Surprised? Really? What planet do these “liberals” actually live on?
Planet Liberal, I suppose. I have some idea what that’s like. I lived there myself until approximately the mid-1990s and can attest that orb is made almost entirely of sand—so you can stick your head in it and avoid knowing what’s actually happening in the real world. The corollary is you don’t have to have your wonderful, often remunerative, life disrupted in any way.
Meanwhile, antisemitism has been growing in America pretty much non-stop for the last 30 or 40 years. Much of it was on the right years ago, but recently, and for quite a while actually, it has been predominantly on the left.
This too is bewildering to the so-called liberals and progressives who are more comfortable in an increasingly distant past, when the right were the bad guys. They act and vote as if things had not changed. And yet they have to an extraordinary extent.
Just yesterday (April 10), we learned that bags with antisemitic flyers accompanied by what looks like poison, possibly rat poison, are being found all over Chicago’s Lincoln Park neighborhood. It’s apparently the second time this has happened.
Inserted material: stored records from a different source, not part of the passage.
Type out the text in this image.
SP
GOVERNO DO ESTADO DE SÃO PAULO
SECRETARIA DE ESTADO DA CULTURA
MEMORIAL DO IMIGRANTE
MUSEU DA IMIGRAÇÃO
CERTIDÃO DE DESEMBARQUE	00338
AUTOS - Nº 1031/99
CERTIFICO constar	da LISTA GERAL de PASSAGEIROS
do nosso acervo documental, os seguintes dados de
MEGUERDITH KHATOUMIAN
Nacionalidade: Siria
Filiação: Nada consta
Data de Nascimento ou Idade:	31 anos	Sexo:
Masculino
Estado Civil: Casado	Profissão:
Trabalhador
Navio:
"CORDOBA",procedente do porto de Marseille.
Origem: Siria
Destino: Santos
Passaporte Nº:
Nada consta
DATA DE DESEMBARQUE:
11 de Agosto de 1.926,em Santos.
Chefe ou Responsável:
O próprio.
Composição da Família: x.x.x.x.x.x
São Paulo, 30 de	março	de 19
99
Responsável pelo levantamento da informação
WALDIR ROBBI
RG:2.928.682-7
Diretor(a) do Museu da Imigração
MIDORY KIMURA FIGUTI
A couple of days before some character not in Tehran but in Michigan was leading his followers in boisterous chants of “Death to America! Death to Israel!”
It was a dominant story on (some parts) of cable television, but nothing much happened.
I could go on—myriad such incidents have been happening recently with more than 3,000 antisemitic acts (up 361 percent) being reported since Oct. 7—but this is for an article, not a book.